[Zanoni by Edward Bulwer Lytton]@TWC D-Link bookZanoni CHAPTER 1 1/10
CHAPTER 1.VII. Qui donc t'a donne la mission s'annoncer au peuple que la divinite n'existe pas? Quel avantage trouves-tu a persuader a l'homme qu'une force aveugle preside a ses destinees et frappe au hasard le crime et la vertu ?--Robespierre, "Discours," Mai 7, 1794. (Who then invested you with the mission to announce to the people that there is no God? What advantage find you in persuading man that nothing but blind force presides over his destinies, and strikes haphazard both crime and virtue ?) It was some time before midnight when the stranger returned home.
His apartments were situated in one of those vast abodes which may be called an epitome of Paris itself,--the cellars rented by mechanics, scarcely removed a step from paupers, often by outcasts and fugitives from the law, often by some daring writer, who, after scattering amongst the people doctrines the most subversive of order, or the most libellous on the characters of priest, minister, and king, retired amongst the rats, to escape the persecution that attends the virtuous; the ground-floor occupied by shops; the entresol by artists; the principal stories by nobles; and the garrets by journeymen or grisettes. As the stranger passed up the stairs, a young man of a form and countenance singularly unprepossessing emerged from a door in the entresol, and brushed beside him.

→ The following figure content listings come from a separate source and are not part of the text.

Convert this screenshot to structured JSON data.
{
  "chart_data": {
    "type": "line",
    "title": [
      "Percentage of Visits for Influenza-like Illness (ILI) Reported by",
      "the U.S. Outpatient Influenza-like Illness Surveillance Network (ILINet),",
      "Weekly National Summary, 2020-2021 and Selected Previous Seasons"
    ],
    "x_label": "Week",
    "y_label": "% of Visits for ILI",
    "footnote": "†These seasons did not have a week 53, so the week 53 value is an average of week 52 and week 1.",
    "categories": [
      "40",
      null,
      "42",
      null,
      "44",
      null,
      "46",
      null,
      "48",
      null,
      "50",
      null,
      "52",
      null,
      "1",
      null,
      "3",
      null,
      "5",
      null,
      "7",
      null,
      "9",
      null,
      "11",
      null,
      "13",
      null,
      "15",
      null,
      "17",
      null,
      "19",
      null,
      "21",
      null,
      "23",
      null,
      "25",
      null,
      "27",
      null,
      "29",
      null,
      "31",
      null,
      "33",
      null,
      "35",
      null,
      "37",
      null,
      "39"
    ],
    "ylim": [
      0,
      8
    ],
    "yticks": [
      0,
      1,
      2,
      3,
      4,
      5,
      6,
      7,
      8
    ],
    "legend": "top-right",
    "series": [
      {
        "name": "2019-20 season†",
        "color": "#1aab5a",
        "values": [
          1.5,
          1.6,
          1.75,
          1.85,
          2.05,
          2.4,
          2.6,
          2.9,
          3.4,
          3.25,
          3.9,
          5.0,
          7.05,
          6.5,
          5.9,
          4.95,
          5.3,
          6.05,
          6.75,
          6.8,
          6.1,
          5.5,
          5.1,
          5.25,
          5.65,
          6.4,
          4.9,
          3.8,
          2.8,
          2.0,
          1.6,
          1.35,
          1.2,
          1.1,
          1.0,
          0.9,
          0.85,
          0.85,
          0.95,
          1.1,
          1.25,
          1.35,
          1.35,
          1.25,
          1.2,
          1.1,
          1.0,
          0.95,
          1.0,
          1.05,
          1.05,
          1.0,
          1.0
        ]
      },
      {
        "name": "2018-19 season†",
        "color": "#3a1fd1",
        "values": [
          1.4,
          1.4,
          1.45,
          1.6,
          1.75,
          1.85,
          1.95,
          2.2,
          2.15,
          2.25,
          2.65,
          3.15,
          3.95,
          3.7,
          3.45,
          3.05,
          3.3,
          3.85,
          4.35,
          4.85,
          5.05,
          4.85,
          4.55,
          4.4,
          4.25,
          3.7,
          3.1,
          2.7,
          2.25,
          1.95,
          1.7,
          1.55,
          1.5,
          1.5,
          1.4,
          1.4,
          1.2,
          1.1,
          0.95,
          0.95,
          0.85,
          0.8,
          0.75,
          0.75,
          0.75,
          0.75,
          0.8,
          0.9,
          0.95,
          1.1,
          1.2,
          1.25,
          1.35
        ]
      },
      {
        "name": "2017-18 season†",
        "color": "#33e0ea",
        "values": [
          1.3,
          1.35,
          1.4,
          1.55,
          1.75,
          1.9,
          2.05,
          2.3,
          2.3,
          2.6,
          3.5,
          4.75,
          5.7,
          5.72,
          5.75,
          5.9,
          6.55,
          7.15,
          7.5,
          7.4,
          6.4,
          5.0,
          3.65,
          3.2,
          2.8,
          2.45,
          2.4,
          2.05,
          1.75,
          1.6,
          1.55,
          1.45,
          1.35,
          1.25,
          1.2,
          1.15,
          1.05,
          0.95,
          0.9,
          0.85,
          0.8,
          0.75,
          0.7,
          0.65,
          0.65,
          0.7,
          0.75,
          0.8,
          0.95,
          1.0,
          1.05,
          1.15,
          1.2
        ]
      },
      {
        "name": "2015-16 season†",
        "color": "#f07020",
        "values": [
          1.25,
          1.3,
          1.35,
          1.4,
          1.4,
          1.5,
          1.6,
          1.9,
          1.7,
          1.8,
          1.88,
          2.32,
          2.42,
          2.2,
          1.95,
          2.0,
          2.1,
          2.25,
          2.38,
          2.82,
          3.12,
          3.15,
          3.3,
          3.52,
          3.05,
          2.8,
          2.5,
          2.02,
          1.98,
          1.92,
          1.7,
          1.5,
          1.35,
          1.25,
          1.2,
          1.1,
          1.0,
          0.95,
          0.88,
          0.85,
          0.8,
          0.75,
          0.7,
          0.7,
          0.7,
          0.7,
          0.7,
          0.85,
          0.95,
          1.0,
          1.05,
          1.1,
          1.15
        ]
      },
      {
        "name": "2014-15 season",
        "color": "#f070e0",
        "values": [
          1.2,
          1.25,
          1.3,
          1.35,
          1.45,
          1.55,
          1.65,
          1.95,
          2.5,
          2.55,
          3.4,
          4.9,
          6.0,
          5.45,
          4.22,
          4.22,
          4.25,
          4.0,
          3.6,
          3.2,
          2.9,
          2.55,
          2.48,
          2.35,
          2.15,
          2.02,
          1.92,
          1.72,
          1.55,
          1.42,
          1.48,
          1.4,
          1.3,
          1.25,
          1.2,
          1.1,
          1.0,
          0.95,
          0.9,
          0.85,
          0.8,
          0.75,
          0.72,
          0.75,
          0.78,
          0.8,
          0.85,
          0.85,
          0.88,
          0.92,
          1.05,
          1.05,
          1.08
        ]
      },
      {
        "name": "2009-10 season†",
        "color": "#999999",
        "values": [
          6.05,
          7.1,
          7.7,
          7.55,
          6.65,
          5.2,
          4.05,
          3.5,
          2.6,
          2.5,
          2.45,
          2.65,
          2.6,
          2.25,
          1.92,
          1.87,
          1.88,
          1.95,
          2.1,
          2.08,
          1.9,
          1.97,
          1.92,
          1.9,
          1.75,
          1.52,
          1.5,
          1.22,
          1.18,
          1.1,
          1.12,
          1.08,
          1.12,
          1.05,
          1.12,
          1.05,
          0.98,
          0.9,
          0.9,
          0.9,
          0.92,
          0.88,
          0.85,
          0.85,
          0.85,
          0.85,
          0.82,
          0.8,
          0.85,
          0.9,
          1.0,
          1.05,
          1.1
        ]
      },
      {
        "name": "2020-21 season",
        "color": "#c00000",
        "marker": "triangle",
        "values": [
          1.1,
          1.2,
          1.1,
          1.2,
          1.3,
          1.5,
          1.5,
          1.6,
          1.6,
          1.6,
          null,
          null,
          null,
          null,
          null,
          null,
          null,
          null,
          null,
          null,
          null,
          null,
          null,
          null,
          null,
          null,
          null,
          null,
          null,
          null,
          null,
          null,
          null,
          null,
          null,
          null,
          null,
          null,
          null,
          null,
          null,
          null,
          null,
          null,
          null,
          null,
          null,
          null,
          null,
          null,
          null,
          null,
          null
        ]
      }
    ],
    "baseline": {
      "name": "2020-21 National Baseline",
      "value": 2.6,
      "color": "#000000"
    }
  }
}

His glance was furtive, sinister, savage, and yet timorous; the man's face was of an ashen paleness, and the features worked convulsively.
The stranger paused, and observed him with thoughtful looks, as he hurried down the stairs.
While he thus stood, he heard a groan from the room which the young man had just quitted; the latter had pulled to the door with hasty vehemence, but some fragment, probably of fuel, had prevented its closing, and it now stood slightly ajar; the stranger pushed it open and entered.